Latvian state TV ran a simple test: the same 10 ha parcel in Vidzeme drew offers from €30,000 to €80,000. The 2.7× gap is the price an owner pays for entering negotiations without numbers.
The experiment
Latvian state television (LTV) ran a simple test in 2025: the same 10 ha private forest parcel in Vidzeme was shown to three different buyers at the same time. The three responses came back at €30,000, €50,000 and €80,000. The highest bid was 2.7 times the lowest — for a property where not a single square metre or cubic metre of timber had changed.
Latio and Tribus transaction data put roughly 50% of Latvian forest sales below the market median, with sellers receiving on average about 64% of the value a fully competitive process could produce. The LTV experiment makes that statistic concrete on a single deal.
Why three prices for one forest
The spread is not random. Three buyers looked at the same property with three different layers of information in hand.
The first relied on a visual walk-through and ignored the VMD inventory data. The second applied a regional average without adjusting for the specific stand. The third had already worked through a full timber stock analysis — basal area 26 m²/ha, dominant height 24 m, pine with 70% merchantable assortment and an existing extraction road — totalling roughly 1,800–2,000 m³ of standing timber. Only the third bid reflects what the forest is actually worth on the stump.
The mechanics are the same as in any market where one side knows more than the other: a buyer who models the deal before the meeting can price the gap between the seller's knowledge and his own directly into the offer.
What the buyer knows before the meeting
A commercial buyer typically arrives at the conversation after most of the analysis is already done. The specific VMD field data (G, H, d10, s10) has been pulled from public sources. Harvest windows by rotation age have been worked out in his own spreadsheet. The assortment mix — sawlog, pallet timber, chips — has been derived from stand parameters and regional demand. Haulage distance and logistics costs are estimated in kilometres, not in "about right".

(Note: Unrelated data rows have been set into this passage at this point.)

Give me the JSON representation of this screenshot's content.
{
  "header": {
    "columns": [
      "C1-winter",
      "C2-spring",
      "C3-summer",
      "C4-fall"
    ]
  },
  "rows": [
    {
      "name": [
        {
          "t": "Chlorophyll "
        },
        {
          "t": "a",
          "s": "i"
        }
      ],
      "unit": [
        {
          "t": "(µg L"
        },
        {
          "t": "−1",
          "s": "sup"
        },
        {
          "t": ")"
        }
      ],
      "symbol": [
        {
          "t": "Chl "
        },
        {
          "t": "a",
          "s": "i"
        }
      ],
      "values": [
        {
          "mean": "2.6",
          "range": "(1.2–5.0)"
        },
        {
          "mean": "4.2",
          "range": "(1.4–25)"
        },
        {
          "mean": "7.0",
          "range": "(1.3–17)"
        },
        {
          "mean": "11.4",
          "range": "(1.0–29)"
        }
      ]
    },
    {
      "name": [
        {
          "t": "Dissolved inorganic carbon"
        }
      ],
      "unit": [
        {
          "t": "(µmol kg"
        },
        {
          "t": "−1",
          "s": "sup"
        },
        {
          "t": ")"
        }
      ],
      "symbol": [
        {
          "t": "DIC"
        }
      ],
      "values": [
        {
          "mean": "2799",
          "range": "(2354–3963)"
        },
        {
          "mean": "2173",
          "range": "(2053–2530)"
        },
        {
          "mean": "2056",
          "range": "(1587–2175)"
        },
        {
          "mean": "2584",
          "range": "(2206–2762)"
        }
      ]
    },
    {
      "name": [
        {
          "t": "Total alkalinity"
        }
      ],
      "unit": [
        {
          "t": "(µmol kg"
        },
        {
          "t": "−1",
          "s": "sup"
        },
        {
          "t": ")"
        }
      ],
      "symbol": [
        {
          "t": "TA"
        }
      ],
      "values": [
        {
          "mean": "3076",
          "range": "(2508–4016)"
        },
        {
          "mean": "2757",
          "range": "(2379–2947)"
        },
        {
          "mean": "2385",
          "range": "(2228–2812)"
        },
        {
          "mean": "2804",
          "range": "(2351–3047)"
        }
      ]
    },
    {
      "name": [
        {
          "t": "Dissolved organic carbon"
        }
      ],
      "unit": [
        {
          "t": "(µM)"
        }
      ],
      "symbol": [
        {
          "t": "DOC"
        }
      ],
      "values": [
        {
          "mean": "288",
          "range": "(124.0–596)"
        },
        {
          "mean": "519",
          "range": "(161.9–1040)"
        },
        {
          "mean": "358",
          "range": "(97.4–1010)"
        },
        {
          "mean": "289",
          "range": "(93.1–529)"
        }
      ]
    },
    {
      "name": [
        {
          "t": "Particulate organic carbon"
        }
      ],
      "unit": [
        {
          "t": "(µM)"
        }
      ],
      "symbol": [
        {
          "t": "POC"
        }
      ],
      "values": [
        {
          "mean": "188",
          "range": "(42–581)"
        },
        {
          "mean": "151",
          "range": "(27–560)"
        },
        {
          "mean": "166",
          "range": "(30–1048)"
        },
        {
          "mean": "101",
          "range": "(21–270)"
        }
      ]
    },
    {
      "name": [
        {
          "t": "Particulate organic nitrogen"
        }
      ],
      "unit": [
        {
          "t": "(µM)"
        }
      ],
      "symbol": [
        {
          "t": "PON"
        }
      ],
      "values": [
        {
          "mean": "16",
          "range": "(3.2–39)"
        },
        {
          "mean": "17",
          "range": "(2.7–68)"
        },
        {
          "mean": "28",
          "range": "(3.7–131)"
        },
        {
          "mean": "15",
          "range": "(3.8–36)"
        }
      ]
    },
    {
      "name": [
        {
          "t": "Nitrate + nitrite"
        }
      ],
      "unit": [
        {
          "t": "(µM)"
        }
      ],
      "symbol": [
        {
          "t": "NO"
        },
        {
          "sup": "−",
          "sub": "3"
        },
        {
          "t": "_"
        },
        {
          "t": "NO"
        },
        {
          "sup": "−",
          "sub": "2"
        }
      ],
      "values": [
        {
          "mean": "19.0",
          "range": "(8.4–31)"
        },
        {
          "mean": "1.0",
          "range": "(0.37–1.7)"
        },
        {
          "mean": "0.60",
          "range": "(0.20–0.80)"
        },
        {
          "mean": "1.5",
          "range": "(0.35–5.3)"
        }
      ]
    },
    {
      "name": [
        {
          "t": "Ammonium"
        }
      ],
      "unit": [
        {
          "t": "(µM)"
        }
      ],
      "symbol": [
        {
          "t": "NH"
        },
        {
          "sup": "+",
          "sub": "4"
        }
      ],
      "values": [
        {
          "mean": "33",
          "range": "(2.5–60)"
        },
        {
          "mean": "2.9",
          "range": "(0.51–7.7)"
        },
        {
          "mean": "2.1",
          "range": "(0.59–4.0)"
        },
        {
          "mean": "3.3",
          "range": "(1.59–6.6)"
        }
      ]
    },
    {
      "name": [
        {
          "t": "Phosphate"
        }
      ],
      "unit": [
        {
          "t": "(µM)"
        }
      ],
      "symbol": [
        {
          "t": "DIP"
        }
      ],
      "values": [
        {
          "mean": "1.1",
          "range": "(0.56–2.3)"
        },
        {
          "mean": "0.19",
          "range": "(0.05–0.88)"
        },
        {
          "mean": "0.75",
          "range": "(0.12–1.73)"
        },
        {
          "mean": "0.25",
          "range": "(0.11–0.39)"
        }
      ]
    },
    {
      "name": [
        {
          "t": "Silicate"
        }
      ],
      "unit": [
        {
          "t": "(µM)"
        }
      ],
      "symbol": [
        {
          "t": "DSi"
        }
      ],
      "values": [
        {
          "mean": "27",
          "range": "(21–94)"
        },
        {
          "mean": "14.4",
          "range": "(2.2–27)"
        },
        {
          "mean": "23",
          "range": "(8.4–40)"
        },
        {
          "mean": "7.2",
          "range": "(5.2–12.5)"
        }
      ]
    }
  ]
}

None of this is privileged information. VMD inventory data is public; interpreting it is a matter of time and method. But an owner who walks into negotiations without that calculation is selling the buyer's information, not the value of the forest.
What to prepare before the first offer
To keep the spread from working against the seller, four pieces of information about the property should be on the table before the first conversation with a buyer.
- Dominant species and age — read directly from the s10 and a10 fields in the VMD inventory.
- An approximate standing volume in m³, calculated from the G×H×f approach (covered in detail in a separate article).
- How many compartments have already reached the regulatory rotation age — the MezaData calculator flags this automatically.
- Access to the property — an existing forest road raises transaction prices by 10–20%, and that detail belongs in the conversation from the start.
With those four numbers on the table, the first bid is no longer a probe. It becomes a question the seller can answer in his own figures.